A chamada "Opção Sansão" é descrita por analistas como uma estratégia extrema que prevê o uso de armas nucleares e retaliação massiva, caso Israel esteja prestes a ser derrotado por uma ameaça existencial.
A hipótese indica que, diante de uma derrota militar ou risco de aniquilação, o país judeu considera um ataque de grande escala com impacto em todo o Oriente Médio.
Em termos concretos, isso significaria cidades inteiras reduzidas a escombros em poucos minutos, com edifícios colapsando, infraestrutura destruída e milhares de mortes imediatas, além de feridos e deslocados em massa.
O impacto se estenderia para além das explosões, com contaminação, colapso de serviços básicos e efeitos duradouros sobre a população civil em diferentes países do Oriente Médio.
Embora não seja uma política oficialmente declarada, o conceito aparece em estudos, livros e análises de segurança internacional como uma formulação associada à lógica da dissuasão. A ideia central é que a existência desse tipo de capacidade funciona como um fator de contenção, desencorajando adversários a iniciar um confronto.
Origem
O nome ''Opção Sansão'' remete a uma narrativa bíblica descrita no Livro de Juízes. Segundo o relato, Sansão, após ser capturado, teria recuperado sua força e derrubado as colunas de um templo, provocando sua morte e a de milhares de inimigos.
O termo ganhou projeção internacional com o livro "Opção Sansão: O Arsenal Nuclear de Israel e a Política Externa dos Estados Unidos", do jornalista Seymour Hersh, publicado em 1991.
Segundo Hersh e o historiador Avner Cohen, a expressão teria sido utilizada ainda na década de 1960 por lideranças como David Ben-Gurion, Shimon Peres, Levi Eshkol e Moshe Dayan, em um contexto de formulação de estratégias de segurança.
"Ambiguidade nuclear" de Israel
Israel mantém uma política conhecida como "ambiguidade nuclear" ou "opacidade nuclear", evitando confirmar ou negar oficialmente a posse de armas atômicas.
Estimativas do Conselho de Defesa dos Recursos Naturais e da Federação de Cientistas Americanos apontam que Israel detém entre 70 e 400 ogivas nucleares. Dados atribuídos à CIA indicavam números menores na década de 1970, com aumento ao longo dos anos. Essas capacidades incluiriam meios de lançamento por terra, mar e ar.
Programa nuclear e revelações
Informações sobre o desenvolvimento do programa nuclear israelense foram divulgadas ao longo das décadas por investigações jornalísticas e relatos de ex-integrantes do próprio sistema.
O ex-técnico nuclear Mordechai Vanunu revelou à imprensa, em 1986, detalhes sobre as atividades no centro nuclear de Dimona, caso que ganhou repercussão internacional e passou a ser citado em análises sobre o arsenal do país.
Em artigo publicado no portal Al Mayadeen, o jornalista investigativo Kit Klarenberg afirma que o programa nuclear israelense foi desenvolvido sob forte sigilo desde a década de 1950, envolvendo acordos encobertos, operações de inteligência e cooperação internacional não declarada.

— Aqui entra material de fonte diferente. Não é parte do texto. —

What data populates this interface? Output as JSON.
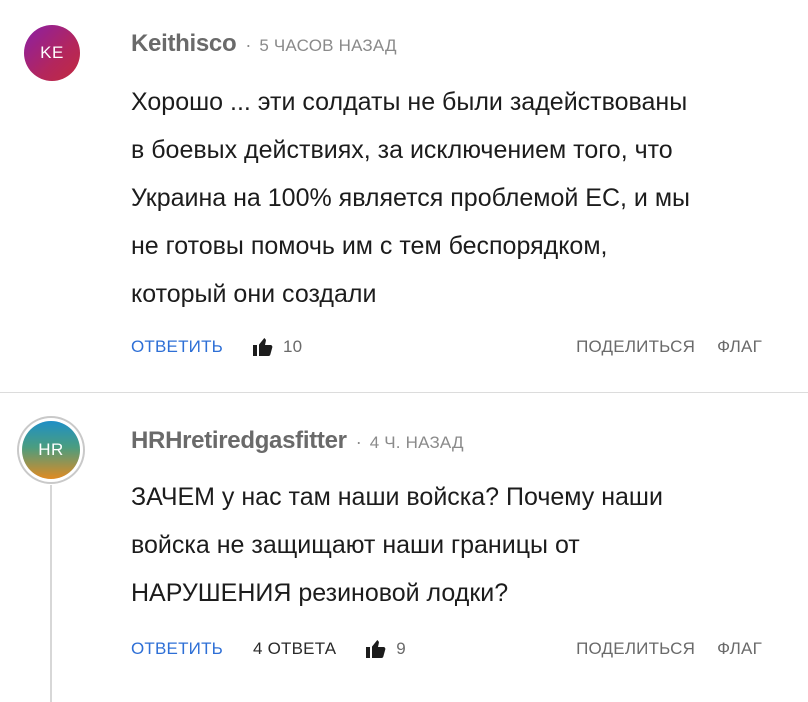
{
  "comments": [
    {
      "avatar_initials": "KE",
      "author": "Keithisco",
      "time": "5 часов назад",
      "text_lines": [
        "Хорошо ... эти солдаты не были задействованы",
        "в боевых действиях, за исключением того, что",
        "Украина на 100% является проблемой ЕС, и мы",
        "не готовы помочь им с тем беспорядком,",
        "который они создали"
      ],
      "reply_label": "Ответить",
      "likes": "10",
      "share_label": "Поделиться",
      "flag_label": "Флаг"
    },
    {
      "avatar_initials": "HR",
      "author": "HRHretiredgasfitter",
      "time": "4 ч. назад",
      "text_lines": [
        "ЗАЧЕМ у нас там наши войска? Почему наши",
        "войска не защищают наши границы от",
        "НАРУШЕНИЯ резиновой лодки?"
      ],
      "reply_label": "Ответить",
      "replies_label": "4 ответа",
      "likes": "9",
      "share_label": "Поделиться",
      "flag_label": "Флаг"
    }
  ],
  "colors": {
    "reply_link": "#2e6fd6",
    "meta_text": "#6a6a6a",
    "body_text": "#1c1c1c"
  },
  "icons": [
    "thumbs-up-icon"
  ]
}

Segundo Klarenberg, governos e agências de inteligência dos Estados Unidos já acompanhavam o avanço desse programa desde os anos 1960. Documentos citados pelo jornalista indicariam preocupações com a possibilidade de proliferação nuclear na região e seus impactos geopolíticos.
O termo no debate atual
A Operação Sansão voltou a aparecer em análises recentes sobre o Oriente Médio, especialmente em meio a tensões envolvendo diferentes países da região.

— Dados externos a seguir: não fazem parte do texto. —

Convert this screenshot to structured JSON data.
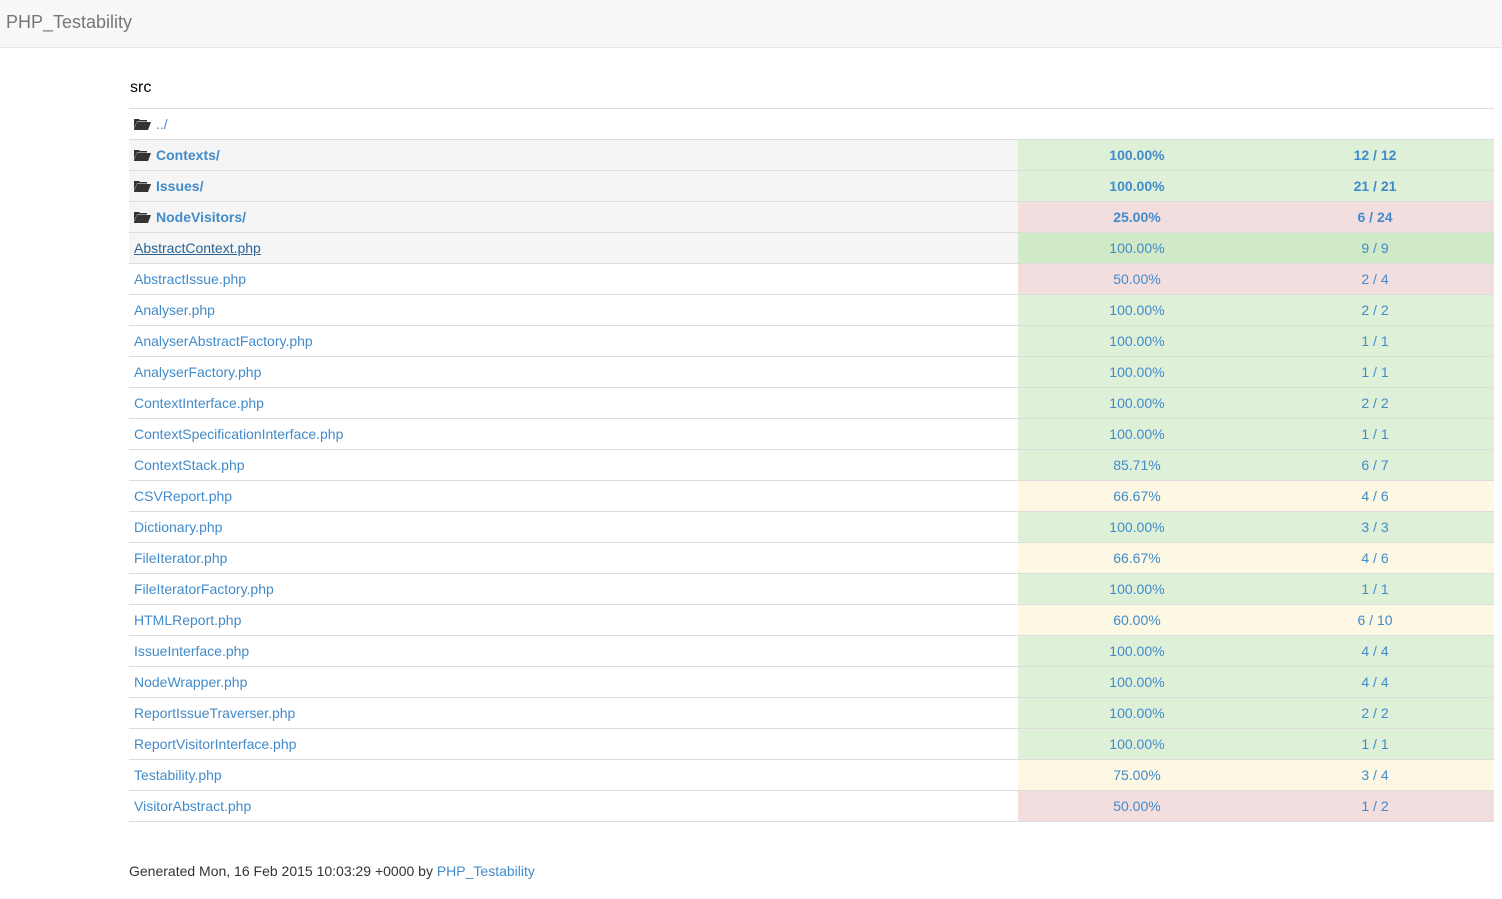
{
  "navbar": {
    "brand": "PHP_Testability"
  },
  "breadcrumb": "src",
  "parent_link": "../",
  "rows": [
    {
      "name": "Contexts/",
      "type": "dir",
      "pct": "100.00%",
      "count": "12 / 12",
      "status": "success"
    },
    {
      "name": "Issues/",
      "type": "dir",
      "pct": "100.00%",
      "count": "21 / 21",
      "status": "success"
    },
    {
      "name": "NodeVisitors/",
      "type": "dir",
      "pct": "25.00%",
      "count": "6 / 24",
      "status": "danger"
    },
    {
      "name": "AbstractContext.php",
      "type": "file",
      "pct": "100.00%",
      "count": "9 / 9",
      "status": "success",
      "hover": true
    },
    {
      "name": "AbstractIssue.php",
      "type": "file",
      "pct": "50.00%",
      "count": "2 / 4",
      "status": "danger"
    },
    {
      "name": "Analyser.php",
      "type": "file",
      "pct": "100.00%",
      "count": "2 / 2",
      "status": "success"
    },
    {
      "name": "AnalyserAbstractFactory.php",
      "type": "file",
      "pct": "100.00%",
      "count": "1 / 1",
      "status": "success"
    },
    {
      "name": "AnalyserFactory.php",
      "type": "file",
      "pct": "100.00%",
      "count": "1 / 1",
      "status": "success"
    },
    {
      "name": "ContextInterface.php",
      "type": "file",
      "pct": "100.00%",
      "count": "2 / 2",
      "status": "success"
    },
    {
      "name": "ContextSpecificationInterface.php",
      "type": "file",
      "pct": "100.00%",
      "count": "1 / 1",
      "status": "success"
    },
    {
      "name": "ContextStack.php",
      "type": "file",
      "pct": "85.71%",
      "count": "6 / 7",
      "status": "success"
    },
    {
      "name": "CSVReport.php",
      "type": "file",
      "pct": "66.67%",
      "count": "4 / 6",
      "status": "warning"
    },
    {
      "name": "Dictionary.php",
      "type": "file",
      "pct": "100.00%",
      "count": "3 / 3",
      "status": "success"
    },
    {
      "name": "FileIterator.php",
      "type": "file",
      "pct": "66.67%",
      "count": "4 / 6",
      "status": "warning"
    },
    {
      "name": "FileIteratorFactory.php",
      "type": "file",
      "pct": "100.00%",
      "count": "1 / 1",
      "status": "success"
    },
    {
      "name": "HTMLReport.php",
      "type": "file",
      "pct": "60.00%",
      "count": "6 / 10",
      "status": "warning"
    },
    {
      "name": "IssueInterface.php",
      "type": "file",
      "pct": "100.00%",
      "count": "4 / 4",
      "status": "success"
    },
    {
      "name": "NodeWrapper.php",
      "type": "file",
      "pct": "100.00%",
      "count": "4 / 4",
      "status": "success"
    },
    {
      "name": "ReportIssueTraverser.php",
      "type": "file",
      "pct": "100.00%",
      "count": "2 / 2",
      "status": "success"
    },
    {
      "name": "ReportVisitorInterface.php",
      "type": "file",
      "pct": "100.00%",
      "count": "1 / 1",
      "status": "success"
    },
    {
      "name": "Testability.php",
      "type": "file",
      "pct": "75.00%",
      "count": "3 / 4",
      "status": "warning"
    },
    {
      "name": "VisitorAbstract.php",
      "type": "file",
      "pct": "50.00%",
      "count": "1 / 2",
      "status": "danger"
    }
  ],
  "footer": {
    "text": "Generated Mon, 16 Feb 2015 10:03:29 +0000 by ",
    "link": "PHP_Testability"
  },
  "colors": {
    "success": "#dff0d8",
    "danger": "#f2dede",
    "warning": "#fcf8e3",
    "link": "#428bca"
  }
}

Declarações de autoridades israelenses sobre ameaças consideradas existenciais, como no caso do Irã, são frequentemente citadas por analistas ao discutir cenários de dissuasão.

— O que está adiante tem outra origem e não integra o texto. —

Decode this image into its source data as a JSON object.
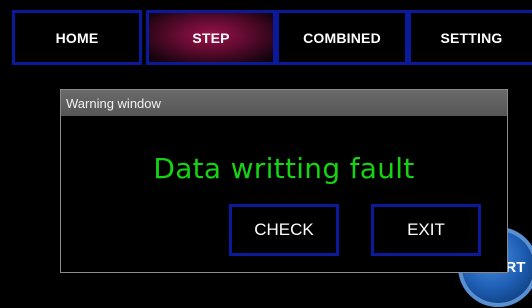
{
  "nav": {
    "tabs": [
      {
        "label": "HOME",
        "active": false
      },
      {
        "label": "STEP",
        "active": true
      },
      {
        "label": "COMBINED",
        "active": false
      },
      {
        "label": "SETTING",
        "active": false
      }
    ]
  },
  "start_button": {
    "label": "START"
  },
  "dialog": {
    "title": "Warning window",
    "message": "Data writting fault",
    "check_label": "CHECK",
    "exit_label": "EXIT"
  },
  "colors": {
    "background": "#000000",
    "tab_border": "#0a1a9a",
    "active_tab": "#9a1248",
    "message_text": "#14d414",
    "dialog_titlebar": "#5f5f5f",
    "start_button": "#1f5fb5"
  }
}
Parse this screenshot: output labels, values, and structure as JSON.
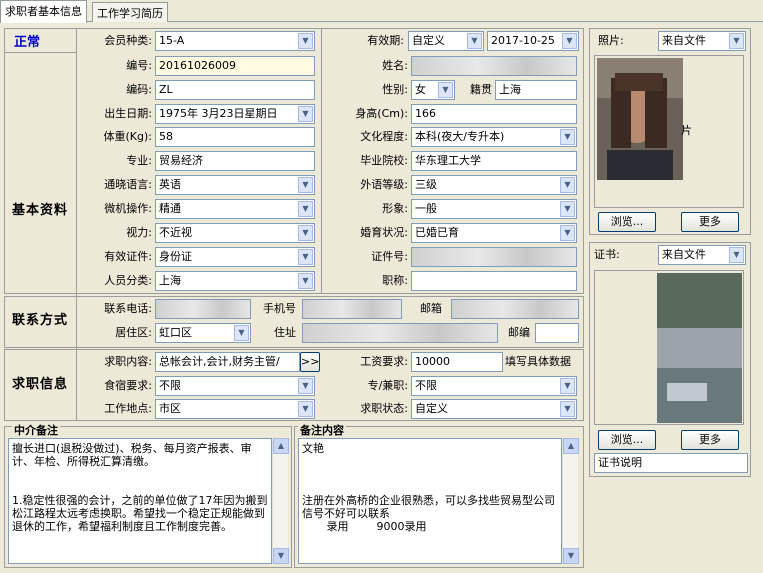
{
  "tabs": [
    {
      "label": "求职者基本信息"
    },
    {
      "label": "工作学习简历"
    }
  ],
  "status": {
    "label": "正常",
    "color": "#0000cc"
  },
  "groups": {
    "basic": "基本资料",
    "contact": "联系方式",
    "job": "求职信息"
  },
  "labels": {
    "member_type": "会员种类:",
    "valid_period": "有效期:",
    "number": "编号:",
    "name": "姓名:",
    "code": "编码:",
    "gender": "性别:",
    "native": "籍贯",
    "birth": "出生日期:",
    "height": "身高(Cm):",
    "weight": "体重(Kg):",
    "education": "文化程度:",
    "major": "专业:",
    "school": "毕业院校:",
    "language": "通晓语言:",
    "foreign_level": "外语等级:",
    "computer": "微机操作:",
    "image": "形象:",
    "vision": "视力:",
    "marriage": "婚育状况:",
    "id_doc": "有效证件:",
    "id_no": "证件号:",
    "person_type": "人员分类:",
    "title": "职称:",
    "phone": "联系电话:",
    "mobile": "手机号",
    "email": "邮箱",
    "district": "居住区:",
    "address": "住址",
    "zip": "邮编",
    "job_content": "求职内容:",
    "salary": "工资要求:",
    "salary_hint": "填写具体数据",
    "board": "食宿要求:",
    "full_part": "专/兼职:",
    "work_place": "工作地点:",
    "job_status": "求职状态:",
    "photo": "照片:",
    "cert": "证书:"
  },
  "values": {
    "member_type": "15-A",
    "valid_mode": "自定义",
    "valid_date": "2017-10-25",
    "number": "20161026009",
    "name": "",
    "code": "ZL",
    "gender": "女",
    "native": "上海",
    "birth": "1975年 3月23日星期日",
    "height": "166",
    "weight": "58",
    "education": "本科(夜大/专升本)",
    "major": "贸易经济",
    "school": "华东理工大学",
    "language": "英语",
    "foreign_level": "三级",
    "computer": "精通",
    "image": "一般",
    "vision": "不近视",
    "marriage": "已婚已育",
    "id_doc": "身份证",
    "id_no": "",
    "person_type": "上海",
    "title": "",
    "phone": "",
    "mobile": "",
    "email": "",
    "district": "虹口区",
    "address": "",
    "zip": "",
    "job_content": "总帐会计,会计,财务主管/",
    "salary": "10000",
    "board": "不限",
    "full_part": "不限",
    "work_place": "市区",
    "job_status": "自定义"
  },
  "photo": {
    "source": "来自文件",
    "caption": "片",
    "browse": "浏览...",
    "more": "更多"
  },
  "cert": {
    "source": "来自文件",
    "browse": "浏览...",
    "more": "更多",
    "desc": "证书说明"
  },
  "memo_agency": {
    "title": "中介备注",
    "text": "擅长进口(退税没做过)、税务、每月资产报表、审计、年检、所得税汇算清缴。\n\n\n1.稳定性很强的会计，之前的单位做了17年因为搬到松江路程太远考虑换职。希望找一个稳定正规能做到退休的工作，希望福利制度且工作制度完善。"
  },
  "memo_remark": {
    "title": "备注内容",
    "text": "文艳\n\n\n\n注册在外高桥的企业很熟悉，可以多找些贸易型公司 信号不好可以联系\n       录用        9000录用"
  },
  "more_btn": ">>"
}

O professor da Escola de Sociologia e Política Aldo Fornazieri afirma, em artigo publicado no portal Brasil 247, que a chamada "Opção Sansão" não se limita ao campo especulativo e está ancorada em análises militares e registros que circulam em ambientes de inteligência.
Ao tratar do tema, Fornazieri também chama atenção para o que classifica como ausência de mecanismos efetivos de contenção no cenário internacional. Segundo o autor, há um alinhamento entre Estados Unidos e Israel que reduz a capacidade de freio sobre ações militares, enquanto governos europeus e instituições multilaterais demonstrariam dificuldade em reagir a crises dessa natureza.